Die Musik hat mich interessiert und fasziniert. Und mir ist sehr schnell bewusst geworden, dass man sie gestalten muss, dass sich Klang und Melodie nicht von selbst ergeben, sondern dass es dazu den Menschen braucht und dessen Willen zur Gestaltung und Formung.
Und was fasziniert Sie heute daran?
Der Klang, die Melodie, der Rhythmus – all dies benötigt Gestaltung, gerade im Zusammenhang und Kontext von Werken, die musikalisch grosse Geschichten erzählen, die Bilder oder Dramen darstellen.
Sie waren gut befreundet mit Olivier Messiaen und haben mittlerweile sein gesamtes Konzertwerk auf Tonträger eingespielt. Können Sie uns etwas über Messiaen als Menschen und über seine Musik erzählen?
Messiaen war mir Lehrer, Mentor und Freund, vor allem aber Vorbild. Durch ihn habe ich erfahren, was Musik in ihrem Wesen und als Bedeutung überhaupt ist. Von ihm habe ich gelernt, mich und mein Leben in Beziehung zur Welt, zu den anderen Menschen und eben auch zur Musik zu setzen.
Ihnen ist die breite musikalische Förderung wichtig, nicht nur des begabten Nachwuchses. Wie sollte Ihrer Meinung nach gefördert werden?

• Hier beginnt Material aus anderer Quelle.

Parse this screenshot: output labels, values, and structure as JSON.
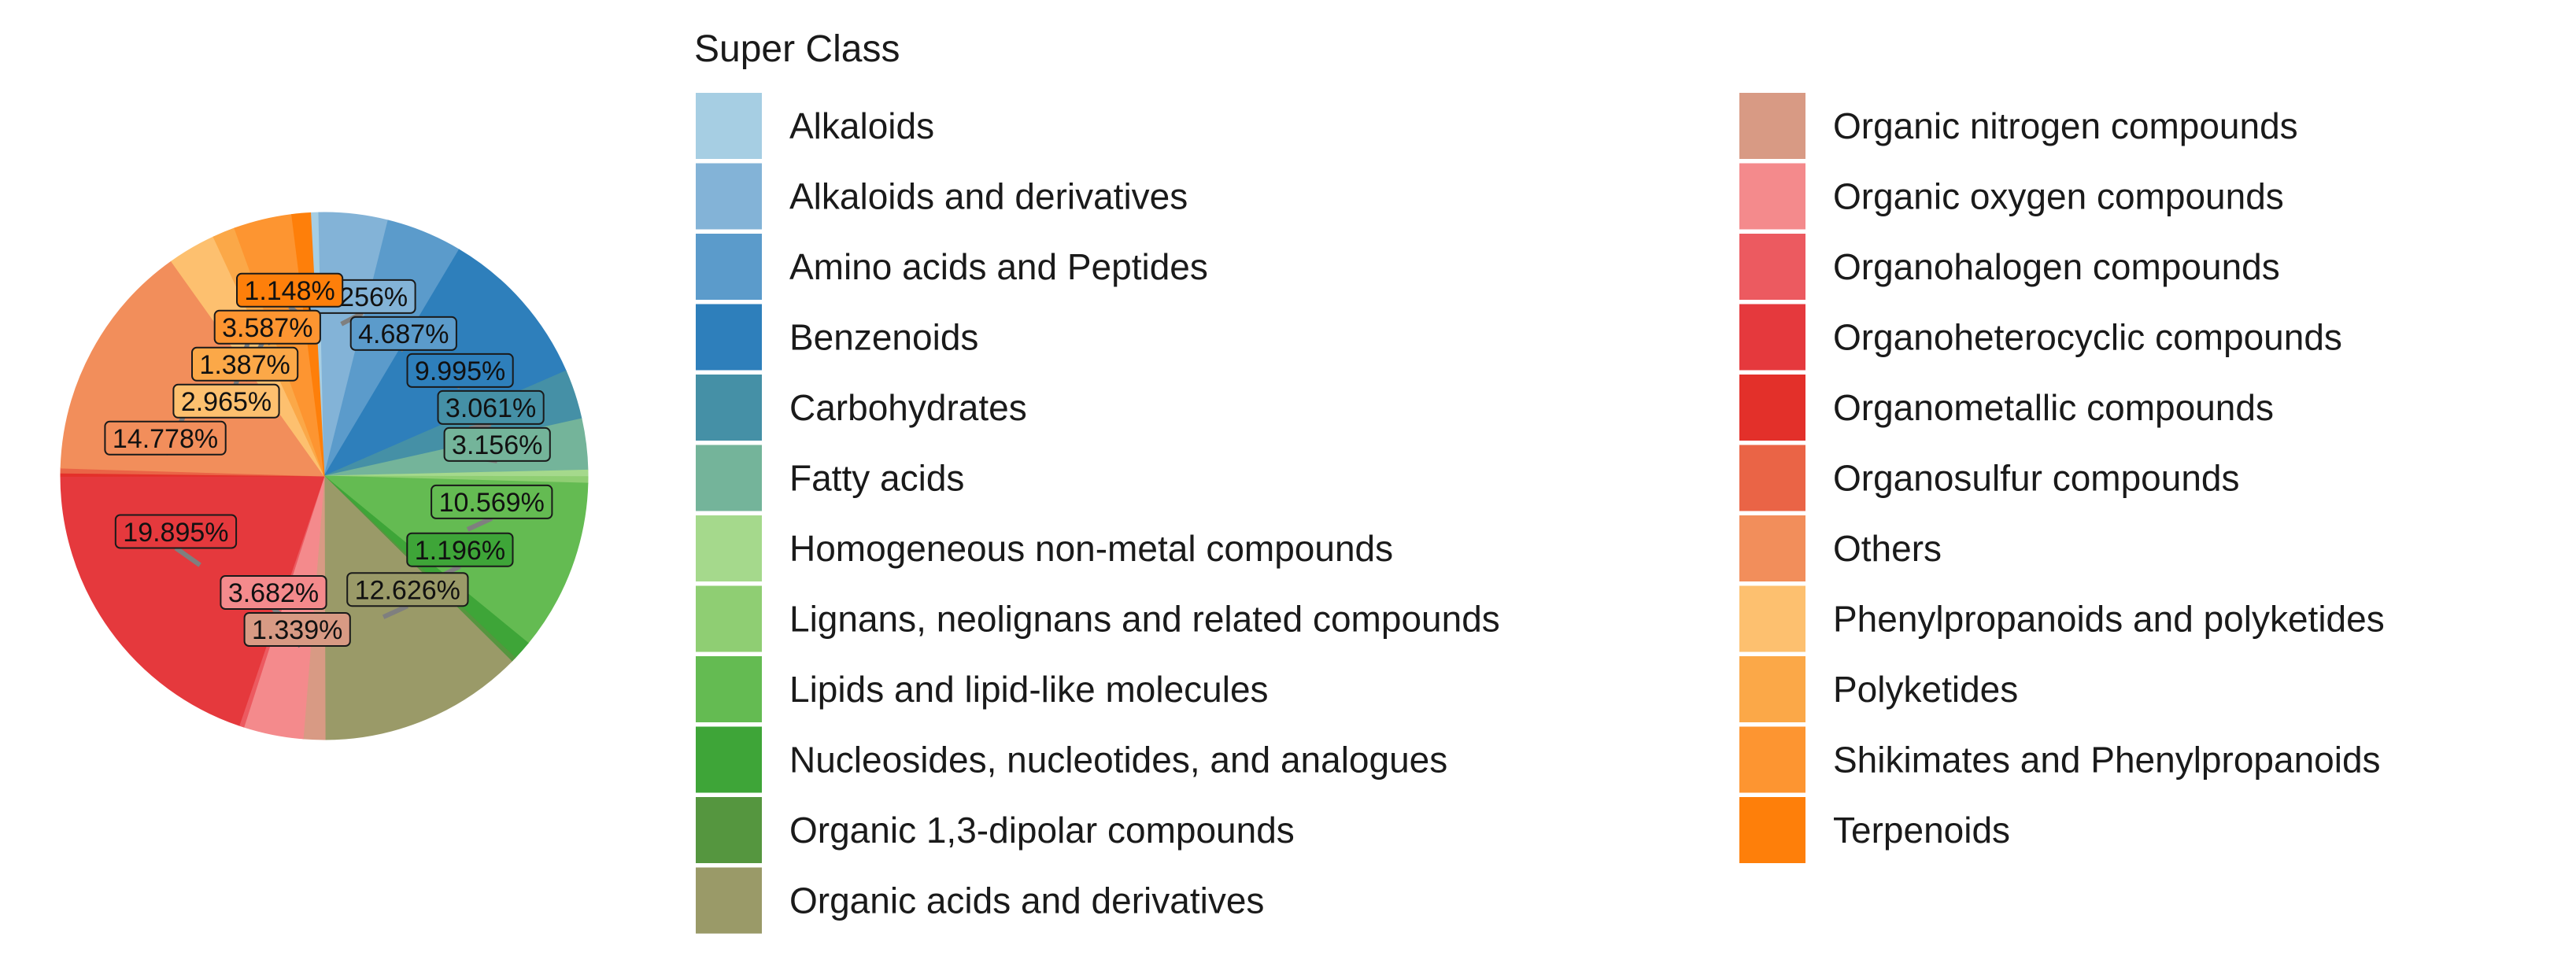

Dadurch, dass man denen, die ihre Beschäftigung mit Musik ernst meinen, hilft, zu entdecken und zu erleben, was alles Musik ist, was sie sein kann, was sie uns sagt und wovon sie spricht.
Sie befürchten eine kommende Bedeutungslosigkeit der klassischen Musik und haben darüber auch ein Buch geschrieben. Können Sie uns die wichtigsten Punkte und Ihren Traum der Zukunft erzählen?

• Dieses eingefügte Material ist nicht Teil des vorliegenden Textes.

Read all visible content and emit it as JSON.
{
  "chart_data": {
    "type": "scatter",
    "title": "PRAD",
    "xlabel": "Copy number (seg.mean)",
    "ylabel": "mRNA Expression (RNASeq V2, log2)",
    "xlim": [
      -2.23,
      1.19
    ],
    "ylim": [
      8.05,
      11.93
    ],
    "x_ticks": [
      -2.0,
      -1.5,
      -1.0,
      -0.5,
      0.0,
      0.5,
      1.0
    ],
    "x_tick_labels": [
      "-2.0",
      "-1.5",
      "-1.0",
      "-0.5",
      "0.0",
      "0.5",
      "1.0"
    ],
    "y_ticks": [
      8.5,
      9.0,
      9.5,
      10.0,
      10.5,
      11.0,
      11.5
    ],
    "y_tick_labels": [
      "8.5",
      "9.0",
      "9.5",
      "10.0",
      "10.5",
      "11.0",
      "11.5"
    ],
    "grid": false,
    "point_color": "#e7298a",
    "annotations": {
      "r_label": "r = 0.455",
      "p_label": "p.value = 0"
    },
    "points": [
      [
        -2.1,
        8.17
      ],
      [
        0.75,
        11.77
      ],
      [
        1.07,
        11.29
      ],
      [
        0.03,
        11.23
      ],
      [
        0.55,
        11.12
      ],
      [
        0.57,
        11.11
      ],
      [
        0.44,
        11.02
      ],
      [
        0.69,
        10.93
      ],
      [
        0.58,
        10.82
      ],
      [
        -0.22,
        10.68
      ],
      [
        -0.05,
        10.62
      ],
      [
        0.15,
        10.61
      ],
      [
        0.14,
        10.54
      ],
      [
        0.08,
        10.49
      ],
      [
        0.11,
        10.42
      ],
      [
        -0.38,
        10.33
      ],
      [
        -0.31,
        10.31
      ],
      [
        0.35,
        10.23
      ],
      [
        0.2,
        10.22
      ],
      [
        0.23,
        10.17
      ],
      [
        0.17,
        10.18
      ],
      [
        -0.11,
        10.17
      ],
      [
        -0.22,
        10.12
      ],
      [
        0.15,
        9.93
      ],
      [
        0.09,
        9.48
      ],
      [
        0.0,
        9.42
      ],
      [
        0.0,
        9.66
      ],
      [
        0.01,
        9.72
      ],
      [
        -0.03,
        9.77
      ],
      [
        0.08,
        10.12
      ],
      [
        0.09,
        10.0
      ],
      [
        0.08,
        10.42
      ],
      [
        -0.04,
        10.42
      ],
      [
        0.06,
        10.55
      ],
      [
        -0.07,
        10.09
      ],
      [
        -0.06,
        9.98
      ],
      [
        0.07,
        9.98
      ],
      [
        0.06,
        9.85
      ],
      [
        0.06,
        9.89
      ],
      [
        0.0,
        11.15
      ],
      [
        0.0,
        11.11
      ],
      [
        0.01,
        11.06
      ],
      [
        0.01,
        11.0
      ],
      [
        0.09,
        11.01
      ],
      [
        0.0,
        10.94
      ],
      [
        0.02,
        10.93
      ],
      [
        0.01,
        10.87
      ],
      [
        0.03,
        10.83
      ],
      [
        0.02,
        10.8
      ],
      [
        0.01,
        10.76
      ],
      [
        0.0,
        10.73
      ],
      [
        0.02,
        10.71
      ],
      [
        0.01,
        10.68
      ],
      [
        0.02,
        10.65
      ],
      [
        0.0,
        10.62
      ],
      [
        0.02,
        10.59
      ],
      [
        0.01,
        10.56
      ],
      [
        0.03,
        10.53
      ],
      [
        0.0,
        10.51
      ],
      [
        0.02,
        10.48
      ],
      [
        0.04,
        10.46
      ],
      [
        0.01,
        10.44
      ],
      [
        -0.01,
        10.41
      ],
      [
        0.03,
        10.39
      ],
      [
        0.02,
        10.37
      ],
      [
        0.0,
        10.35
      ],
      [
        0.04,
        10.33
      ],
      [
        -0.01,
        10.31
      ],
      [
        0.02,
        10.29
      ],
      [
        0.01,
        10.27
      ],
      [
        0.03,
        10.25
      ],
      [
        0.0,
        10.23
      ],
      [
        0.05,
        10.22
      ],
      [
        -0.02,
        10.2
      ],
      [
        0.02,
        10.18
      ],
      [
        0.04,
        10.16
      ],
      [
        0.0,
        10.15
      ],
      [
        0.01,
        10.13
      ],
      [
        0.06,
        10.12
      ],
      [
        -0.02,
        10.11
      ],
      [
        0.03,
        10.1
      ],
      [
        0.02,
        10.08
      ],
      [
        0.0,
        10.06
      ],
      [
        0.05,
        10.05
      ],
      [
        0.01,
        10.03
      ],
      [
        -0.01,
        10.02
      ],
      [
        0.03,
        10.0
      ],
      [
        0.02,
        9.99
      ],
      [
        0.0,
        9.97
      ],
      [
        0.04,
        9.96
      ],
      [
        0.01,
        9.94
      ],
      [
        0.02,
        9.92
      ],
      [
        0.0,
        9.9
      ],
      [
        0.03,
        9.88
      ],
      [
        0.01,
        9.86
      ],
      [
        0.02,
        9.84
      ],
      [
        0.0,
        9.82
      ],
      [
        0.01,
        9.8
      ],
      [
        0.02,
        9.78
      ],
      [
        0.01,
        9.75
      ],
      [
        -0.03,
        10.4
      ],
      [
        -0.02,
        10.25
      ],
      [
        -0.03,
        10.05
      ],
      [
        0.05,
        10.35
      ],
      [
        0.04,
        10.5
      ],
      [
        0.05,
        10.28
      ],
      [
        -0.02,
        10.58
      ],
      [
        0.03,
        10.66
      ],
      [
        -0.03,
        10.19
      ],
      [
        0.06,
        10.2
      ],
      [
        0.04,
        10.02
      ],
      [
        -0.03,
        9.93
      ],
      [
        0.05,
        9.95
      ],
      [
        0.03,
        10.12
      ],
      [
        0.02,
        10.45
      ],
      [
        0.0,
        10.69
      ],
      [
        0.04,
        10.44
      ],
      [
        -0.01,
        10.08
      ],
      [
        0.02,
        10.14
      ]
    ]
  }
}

Wir müssen die Zugänge zu den Phänomenen der klassischen Musik öffnen und Methoden und Wege finden, wie man diese Zugänge möglichst barrierefrei macht. Wir sollten Wege finden, aus der Anstrengung des Hörens von musikalischen Werken ein Vergnügen zu machen, ein Erlebnis, das durch nichts sonst ersetzt werden kann. Wir sollten Chancen geben auf breiter Ebene, Musik erleben zu können, sie auch als ein Medium zu erfahren, in dem sehr viel von menschlicher Existenz, von Not und Leiden, aber auch von Freude und von utopischen Sehnsuchtsvorstellungen musikalisch erzählt wird.
Wie probieren Sie selbst konkret gegen diese Entwicklung dagegenzuhalten?

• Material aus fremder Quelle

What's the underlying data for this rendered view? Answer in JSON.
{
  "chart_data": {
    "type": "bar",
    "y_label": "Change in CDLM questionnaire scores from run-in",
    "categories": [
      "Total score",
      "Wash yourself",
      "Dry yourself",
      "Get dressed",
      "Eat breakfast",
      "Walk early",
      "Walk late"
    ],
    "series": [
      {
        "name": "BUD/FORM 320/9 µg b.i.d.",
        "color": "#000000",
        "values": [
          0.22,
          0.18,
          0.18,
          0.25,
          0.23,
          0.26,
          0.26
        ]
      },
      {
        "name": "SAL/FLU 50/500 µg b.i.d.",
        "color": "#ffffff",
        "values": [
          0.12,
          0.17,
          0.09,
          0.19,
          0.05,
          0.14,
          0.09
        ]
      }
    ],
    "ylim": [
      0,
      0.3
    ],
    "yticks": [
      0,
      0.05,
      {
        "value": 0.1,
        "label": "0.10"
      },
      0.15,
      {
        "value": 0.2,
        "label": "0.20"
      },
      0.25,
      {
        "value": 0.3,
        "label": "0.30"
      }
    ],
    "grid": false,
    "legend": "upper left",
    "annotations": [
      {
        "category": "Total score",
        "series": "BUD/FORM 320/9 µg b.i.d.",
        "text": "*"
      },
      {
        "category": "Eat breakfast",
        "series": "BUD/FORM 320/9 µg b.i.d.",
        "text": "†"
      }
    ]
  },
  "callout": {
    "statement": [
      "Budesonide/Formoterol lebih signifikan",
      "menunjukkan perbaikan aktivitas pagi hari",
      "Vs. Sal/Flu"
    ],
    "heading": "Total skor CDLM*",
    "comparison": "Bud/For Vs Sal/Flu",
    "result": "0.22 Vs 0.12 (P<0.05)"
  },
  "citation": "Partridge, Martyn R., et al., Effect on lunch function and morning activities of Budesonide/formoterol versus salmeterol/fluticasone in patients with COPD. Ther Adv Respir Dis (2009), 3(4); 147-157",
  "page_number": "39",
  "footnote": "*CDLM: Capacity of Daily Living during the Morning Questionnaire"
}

Unsere Aufgabe in diesem Zusammenhang kann im wesentlichen nur sein, den Wert von künstlerischer Arbeit und Werkschöpfung, und auch den Wert von künstlerischer Präsentation zu vermitteln. Darin aber müssen wir als Künstler authentisch, ehrlich und wahrhaftig sein. Nur so ermöglichen wir tiefgreifende Erlebnisse.
Am 21. April 2016 feiern Sie Ihre neue Premiere mit der Hamburgischen Staatsoper. Sie bringen die Bachsche Matthäuspassion als „La Passione“ szenisch auf die Bühne. Was dürfen wir erwarten?
Dazu möchte ich zum jetzigen Zeitpunkt nichts sagen. Die Voraussetzungen dieser Produktion sind ungewöhnlich, so ausserordentlich wie es die Leidensgeschichte Christi ist. Doch zugleich ist das Leiden auch etwas ganz Normales; es ist unter den Menschen fortwährend anwesend und bestimmt das Leben.
Sie sollen ein leidenschaftlicher Surfer sein. Kommen Sie noch zum Surfen?
Ja, wenn auch inzwischen höchst selten.
Gibt es noch weitere Leidenschaften abseits der Musik?
Nachdenken über unsere Welt, über die Verhältnisse und über unsere Kinder und ihre Zukunft.